Views differ when it comes to the highest-profile recent example: 53% of Republicans strongly or somewhat support Rep. Marjorie Taylor Greene standing up during the address and calling Biden a “liar.” By comparison, 32% of Americans overall and 14% of Democrats support Greene's actions.
Approval of Greene's actions appears to be higher than approval 14 years ago of related actions by a different member of Congress. The question asked about Greene in our latest poll is similar to one asked by USA Today and Gallup in September 2009, just a few days after South Carolina Rep. Joe Wilson shouted "You lie!" during President Barack Obama's address to a joint session of Congress. U.S. adults were 11 percentage points less likely to approve of Wilson's actions at the time than U.S. adult citizens are to approve of Greene's now (21% vs. 32%). This gap is 14 points among Republicans (39% vs. 53%) and 11 points among Democrats (3% vs. 14%).

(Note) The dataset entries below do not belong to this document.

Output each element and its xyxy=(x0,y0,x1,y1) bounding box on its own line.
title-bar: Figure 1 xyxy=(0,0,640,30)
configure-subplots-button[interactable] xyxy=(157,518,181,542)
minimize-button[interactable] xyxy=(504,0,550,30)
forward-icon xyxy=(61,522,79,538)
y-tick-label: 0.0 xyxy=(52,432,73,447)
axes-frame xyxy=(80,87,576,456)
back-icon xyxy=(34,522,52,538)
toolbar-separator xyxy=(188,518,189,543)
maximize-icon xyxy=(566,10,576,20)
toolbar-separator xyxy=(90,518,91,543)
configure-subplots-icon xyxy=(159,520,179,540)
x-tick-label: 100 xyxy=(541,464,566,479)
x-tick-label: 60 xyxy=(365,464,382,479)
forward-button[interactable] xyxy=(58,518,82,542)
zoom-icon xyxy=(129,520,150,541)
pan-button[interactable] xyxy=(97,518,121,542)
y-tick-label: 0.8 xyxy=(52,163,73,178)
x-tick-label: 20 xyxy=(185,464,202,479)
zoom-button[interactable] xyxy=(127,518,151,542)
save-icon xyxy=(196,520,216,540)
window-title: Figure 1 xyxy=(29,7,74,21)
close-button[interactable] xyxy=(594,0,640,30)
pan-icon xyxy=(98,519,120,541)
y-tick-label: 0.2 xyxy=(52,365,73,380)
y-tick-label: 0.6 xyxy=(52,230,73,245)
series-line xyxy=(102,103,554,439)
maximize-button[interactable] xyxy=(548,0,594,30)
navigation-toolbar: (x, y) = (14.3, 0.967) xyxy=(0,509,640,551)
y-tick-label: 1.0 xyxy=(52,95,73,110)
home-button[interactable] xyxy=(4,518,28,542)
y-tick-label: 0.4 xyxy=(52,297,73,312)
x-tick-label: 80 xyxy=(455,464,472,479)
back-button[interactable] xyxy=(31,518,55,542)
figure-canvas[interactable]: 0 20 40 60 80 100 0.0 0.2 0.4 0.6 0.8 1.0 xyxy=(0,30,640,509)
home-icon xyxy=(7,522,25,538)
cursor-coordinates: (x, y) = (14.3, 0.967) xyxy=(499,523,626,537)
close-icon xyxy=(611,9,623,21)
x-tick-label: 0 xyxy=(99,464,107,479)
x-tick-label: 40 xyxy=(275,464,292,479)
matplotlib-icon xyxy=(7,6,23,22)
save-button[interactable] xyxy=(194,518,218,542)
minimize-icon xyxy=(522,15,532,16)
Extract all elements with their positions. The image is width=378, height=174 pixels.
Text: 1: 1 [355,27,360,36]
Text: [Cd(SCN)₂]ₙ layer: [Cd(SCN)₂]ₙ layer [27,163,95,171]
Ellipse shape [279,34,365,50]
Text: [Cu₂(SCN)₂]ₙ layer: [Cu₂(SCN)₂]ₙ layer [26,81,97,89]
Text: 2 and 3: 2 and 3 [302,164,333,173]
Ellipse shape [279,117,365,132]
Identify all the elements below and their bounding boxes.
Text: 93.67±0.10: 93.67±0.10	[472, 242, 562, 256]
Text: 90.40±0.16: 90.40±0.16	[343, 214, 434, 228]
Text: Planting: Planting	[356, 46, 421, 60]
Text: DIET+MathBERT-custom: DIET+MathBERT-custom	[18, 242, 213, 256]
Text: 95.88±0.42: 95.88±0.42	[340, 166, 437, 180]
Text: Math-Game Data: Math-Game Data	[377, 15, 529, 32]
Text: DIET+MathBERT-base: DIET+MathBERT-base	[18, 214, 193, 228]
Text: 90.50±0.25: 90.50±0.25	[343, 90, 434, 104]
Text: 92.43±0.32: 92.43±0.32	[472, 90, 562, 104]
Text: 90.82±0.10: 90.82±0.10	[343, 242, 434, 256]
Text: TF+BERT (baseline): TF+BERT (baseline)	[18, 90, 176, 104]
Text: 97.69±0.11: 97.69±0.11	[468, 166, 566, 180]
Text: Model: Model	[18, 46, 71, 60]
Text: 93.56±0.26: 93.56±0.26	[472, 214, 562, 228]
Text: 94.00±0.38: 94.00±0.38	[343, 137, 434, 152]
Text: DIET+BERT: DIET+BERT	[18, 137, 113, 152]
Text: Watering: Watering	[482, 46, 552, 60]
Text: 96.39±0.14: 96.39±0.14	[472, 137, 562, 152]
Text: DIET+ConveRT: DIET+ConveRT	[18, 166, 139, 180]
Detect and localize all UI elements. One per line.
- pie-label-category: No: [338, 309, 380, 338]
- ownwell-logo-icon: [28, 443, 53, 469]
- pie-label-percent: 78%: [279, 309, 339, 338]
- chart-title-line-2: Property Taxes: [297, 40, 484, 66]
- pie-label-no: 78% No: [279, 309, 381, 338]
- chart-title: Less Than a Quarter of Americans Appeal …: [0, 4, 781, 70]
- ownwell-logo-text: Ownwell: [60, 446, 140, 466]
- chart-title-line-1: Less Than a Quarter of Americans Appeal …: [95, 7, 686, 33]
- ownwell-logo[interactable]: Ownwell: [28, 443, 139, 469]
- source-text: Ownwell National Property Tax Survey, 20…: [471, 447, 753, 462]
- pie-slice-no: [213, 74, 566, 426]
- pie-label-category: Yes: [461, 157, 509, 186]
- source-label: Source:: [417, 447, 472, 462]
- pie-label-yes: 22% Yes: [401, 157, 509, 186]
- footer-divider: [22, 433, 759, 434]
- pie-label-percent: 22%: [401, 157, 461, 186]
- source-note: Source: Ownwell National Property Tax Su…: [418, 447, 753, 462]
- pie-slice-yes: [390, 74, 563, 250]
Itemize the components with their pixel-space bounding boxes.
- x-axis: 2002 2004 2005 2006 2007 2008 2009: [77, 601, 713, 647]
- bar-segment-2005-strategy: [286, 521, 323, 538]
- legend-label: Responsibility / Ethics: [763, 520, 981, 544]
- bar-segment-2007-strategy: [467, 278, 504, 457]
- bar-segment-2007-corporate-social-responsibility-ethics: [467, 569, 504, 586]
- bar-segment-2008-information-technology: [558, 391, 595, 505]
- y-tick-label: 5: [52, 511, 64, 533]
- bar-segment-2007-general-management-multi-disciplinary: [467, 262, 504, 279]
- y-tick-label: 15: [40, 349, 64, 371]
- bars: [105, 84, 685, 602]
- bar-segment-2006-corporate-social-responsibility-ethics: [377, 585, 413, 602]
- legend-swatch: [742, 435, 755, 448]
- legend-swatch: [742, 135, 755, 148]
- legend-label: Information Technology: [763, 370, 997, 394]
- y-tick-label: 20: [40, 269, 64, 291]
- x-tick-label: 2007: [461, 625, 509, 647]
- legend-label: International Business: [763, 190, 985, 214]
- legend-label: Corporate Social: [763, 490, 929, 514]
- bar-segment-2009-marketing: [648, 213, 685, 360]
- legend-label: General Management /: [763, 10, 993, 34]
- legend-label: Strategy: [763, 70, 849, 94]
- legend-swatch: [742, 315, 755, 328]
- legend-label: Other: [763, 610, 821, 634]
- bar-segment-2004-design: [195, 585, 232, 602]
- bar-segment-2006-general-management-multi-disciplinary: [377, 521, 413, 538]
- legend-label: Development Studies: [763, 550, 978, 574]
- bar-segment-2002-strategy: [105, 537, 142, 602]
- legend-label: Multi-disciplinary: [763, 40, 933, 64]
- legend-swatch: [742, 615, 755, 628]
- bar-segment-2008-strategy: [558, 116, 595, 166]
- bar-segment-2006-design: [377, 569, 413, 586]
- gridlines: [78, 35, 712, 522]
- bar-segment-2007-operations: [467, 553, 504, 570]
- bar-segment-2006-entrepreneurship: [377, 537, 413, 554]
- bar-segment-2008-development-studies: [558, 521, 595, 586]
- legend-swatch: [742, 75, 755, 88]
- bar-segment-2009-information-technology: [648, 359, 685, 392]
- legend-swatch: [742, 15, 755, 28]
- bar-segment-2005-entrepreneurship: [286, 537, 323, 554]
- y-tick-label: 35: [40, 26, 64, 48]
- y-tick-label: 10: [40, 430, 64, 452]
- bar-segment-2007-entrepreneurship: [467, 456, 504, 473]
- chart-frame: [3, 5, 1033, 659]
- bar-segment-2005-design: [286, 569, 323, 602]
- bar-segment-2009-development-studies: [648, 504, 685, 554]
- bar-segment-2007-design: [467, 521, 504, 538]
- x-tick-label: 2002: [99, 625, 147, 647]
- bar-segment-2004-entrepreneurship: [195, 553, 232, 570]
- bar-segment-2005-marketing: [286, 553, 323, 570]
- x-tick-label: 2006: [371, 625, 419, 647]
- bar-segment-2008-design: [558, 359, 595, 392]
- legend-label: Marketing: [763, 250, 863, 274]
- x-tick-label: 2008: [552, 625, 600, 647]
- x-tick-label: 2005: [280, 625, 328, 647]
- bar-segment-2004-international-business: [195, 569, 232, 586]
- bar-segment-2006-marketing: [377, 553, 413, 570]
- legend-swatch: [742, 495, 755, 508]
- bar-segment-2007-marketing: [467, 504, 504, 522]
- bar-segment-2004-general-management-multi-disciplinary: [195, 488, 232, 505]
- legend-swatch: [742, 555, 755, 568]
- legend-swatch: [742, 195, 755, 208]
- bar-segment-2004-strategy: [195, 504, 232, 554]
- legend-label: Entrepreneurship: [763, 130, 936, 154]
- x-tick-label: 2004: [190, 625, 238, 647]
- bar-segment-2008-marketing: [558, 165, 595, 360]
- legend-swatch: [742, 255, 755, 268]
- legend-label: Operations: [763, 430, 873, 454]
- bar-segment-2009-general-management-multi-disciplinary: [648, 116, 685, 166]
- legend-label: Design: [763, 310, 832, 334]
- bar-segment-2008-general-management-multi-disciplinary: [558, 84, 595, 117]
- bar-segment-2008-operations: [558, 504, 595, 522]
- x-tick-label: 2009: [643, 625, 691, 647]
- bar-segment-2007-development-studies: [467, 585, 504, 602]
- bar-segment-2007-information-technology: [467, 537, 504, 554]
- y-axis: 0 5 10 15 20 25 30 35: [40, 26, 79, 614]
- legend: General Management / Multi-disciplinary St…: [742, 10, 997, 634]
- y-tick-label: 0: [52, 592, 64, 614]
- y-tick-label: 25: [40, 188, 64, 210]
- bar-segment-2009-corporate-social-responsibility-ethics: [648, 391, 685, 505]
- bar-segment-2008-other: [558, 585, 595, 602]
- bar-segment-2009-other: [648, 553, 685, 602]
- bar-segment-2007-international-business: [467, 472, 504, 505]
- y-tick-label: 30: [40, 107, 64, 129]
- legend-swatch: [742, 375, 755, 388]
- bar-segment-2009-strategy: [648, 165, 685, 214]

— Carl Bialik and Linley Sanders contributed to this article
See the toplines and crosstabs from the Economist/YouGov poll conducted on February 11 - 14, 2023 among 1,500 U.S. adult citizens.
Methodology: Respondents were selected from YouGov’s opt-in panel using sample matching. A random sample (stratified by gender, age, race, education, geographic region, and voter registration) was selected from the 2019 American Community Survey. The sample was weighted according to gender, age, race, education, 2020 election turnout and presidential vote, baseline party identification, and current voter registration status. Demographic weighting targets come from the 2019 American Community Survey. Baseline party identification is the respondent’s most recent answer given prior to June 1, 2022, and is weighted to the estimated distribution at that time (34% Democratic, 31% Republican). The margin of error for the overall sample is approximately 3%.